Im oberen Teil des Ladens ist es finster. Aus einem Lautsprecher dröhnt Musik. Die Frau an der Kasse versucht, einige verregnete Jugendliche daran zu hindern, sich mit Gratis-Maltesers-Säckchen aus einem Korb zu bedienen. Die süssen Kugeln bekomme man nur, wenn man etwas kaufe. Ein Mädchen mault: „Hier steht aber gratis, also muss ich nichts kaufen.“ Zufrieden ziehen die Kids mit den Maltesers ab, denn die Verkäuferin ist nicht dumm. Aus den herunter hängenden Kopfhörerpaaren tönen die neuesten Hits. Ich stehe ein bisschen im Weg und ziehe mich in die Ecke der Hörbücher zurück zu „Mein Leben“ von Bill Clinton und dem „Zauberer von Oz“. Im „citydisc“ ist das der einzig mögliche Platz zum Warten.
Eigentlich begleite ich meinen Enkel.

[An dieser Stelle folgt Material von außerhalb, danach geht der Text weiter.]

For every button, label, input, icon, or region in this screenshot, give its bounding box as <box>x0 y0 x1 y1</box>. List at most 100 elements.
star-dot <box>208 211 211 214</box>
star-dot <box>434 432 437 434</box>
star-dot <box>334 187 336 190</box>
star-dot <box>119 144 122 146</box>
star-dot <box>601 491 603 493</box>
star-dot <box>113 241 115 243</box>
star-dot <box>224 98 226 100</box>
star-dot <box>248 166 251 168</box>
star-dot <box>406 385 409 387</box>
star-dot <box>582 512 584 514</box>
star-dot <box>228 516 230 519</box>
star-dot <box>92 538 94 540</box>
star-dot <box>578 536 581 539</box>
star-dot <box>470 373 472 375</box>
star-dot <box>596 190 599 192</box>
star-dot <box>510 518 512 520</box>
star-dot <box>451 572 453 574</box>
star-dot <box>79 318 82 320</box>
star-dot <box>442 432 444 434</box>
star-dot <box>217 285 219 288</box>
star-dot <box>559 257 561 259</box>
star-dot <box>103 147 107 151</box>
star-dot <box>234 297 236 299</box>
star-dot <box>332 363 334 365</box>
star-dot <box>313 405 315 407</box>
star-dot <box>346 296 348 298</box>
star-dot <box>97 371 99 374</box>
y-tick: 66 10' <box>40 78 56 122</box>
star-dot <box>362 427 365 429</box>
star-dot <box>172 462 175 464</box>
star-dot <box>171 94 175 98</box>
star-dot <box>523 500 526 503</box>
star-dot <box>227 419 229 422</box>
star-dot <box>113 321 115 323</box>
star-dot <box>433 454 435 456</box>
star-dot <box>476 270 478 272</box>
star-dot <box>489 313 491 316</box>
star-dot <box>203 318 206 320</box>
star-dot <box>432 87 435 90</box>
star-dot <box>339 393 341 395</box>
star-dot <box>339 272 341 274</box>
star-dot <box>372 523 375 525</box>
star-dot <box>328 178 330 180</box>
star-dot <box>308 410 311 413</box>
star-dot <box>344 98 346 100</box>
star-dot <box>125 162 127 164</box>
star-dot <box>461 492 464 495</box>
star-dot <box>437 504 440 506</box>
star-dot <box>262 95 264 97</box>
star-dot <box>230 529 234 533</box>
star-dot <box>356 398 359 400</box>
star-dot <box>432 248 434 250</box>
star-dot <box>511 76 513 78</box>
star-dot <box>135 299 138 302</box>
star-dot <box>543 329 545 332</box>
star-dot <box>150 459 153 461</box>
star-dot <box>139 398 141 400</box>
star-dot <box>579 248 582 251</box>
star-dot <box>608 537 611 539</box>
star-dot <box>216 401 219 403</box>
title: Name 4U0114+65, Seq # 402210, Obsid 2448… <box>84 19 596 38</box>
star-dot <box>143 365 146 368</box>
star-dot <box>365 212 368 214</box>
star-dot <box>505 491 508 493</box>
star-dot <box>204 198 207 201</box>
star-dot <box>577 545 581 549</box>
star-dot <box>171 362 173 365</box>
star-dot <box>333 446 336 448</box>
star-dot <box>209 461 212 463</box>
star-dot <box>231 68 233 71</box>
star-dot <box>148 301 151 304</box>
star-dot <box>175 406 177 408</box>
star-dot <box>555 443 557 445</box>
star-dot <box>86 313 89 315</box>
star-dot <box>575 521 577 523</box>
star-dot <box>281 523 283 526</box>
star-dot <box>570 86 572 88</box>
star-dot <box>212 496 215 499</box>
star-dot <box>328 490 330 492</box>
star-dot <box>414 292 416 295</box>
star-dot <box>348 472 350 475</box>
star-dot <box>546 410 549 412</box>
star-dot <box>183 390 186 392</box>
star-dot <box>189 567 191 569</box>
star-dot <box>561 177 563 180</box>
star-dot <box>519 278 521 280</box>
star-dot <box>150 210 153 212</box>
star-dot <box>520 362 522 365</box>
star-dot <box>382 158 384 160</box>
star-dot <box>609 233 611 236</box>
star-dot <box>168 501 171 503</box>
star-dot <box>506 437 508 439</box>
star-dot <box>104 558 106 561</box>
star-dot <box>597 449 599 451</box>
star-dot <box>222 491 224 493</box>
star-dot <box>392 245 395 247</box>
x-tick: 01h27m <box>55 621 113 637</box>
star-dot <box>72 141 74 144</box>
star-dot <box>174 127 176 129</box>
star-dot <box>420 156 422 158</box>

Er ist auf der Suche nach einer älteren CD von Sido. Der Bub hat einen Gutschein und ein paar gesparte Franken Taschengeld.
Darf ich als Grossmutter einen solchen Kauf unterstützen, mitfinanzieren? Sind diese provokativen Texte nicht schädlich? Hätte ich mich doch früher informiert, mit den Eltern des Kindes geredet! Nun ist es zu spät. Glücklich steht 3rd in der langen Schlange vor der Kasse. Endlich hat er die „Maske“ gefunden. Er bekommt 10 Rappen zurück und ein Säcklein Maltesers dazu. Mit den Zähnen reisst er im Bus die CD-Verpackung auf. Im Booklet sind keine Songtexte zu finden, nur das Bild einer Frau mit einem Brustwarzenpiercing.
(Gerade habe ich gelesen, dass der Sohn des Künstlers keine Sido-Musik hören darf!)
Nun vertraue ich auf das gute Fundament, welches der Bub musikmässig in den beinahe elf Jahren seines Lebens mit bekommen hat: Mozart, Bach und Smetana, Beatles und Jonny Cash, Elvis, die grossen spanischen Gitarristen, Franz Hohler und Mani Matter… Da kann eine Grossmutter nichts verderben.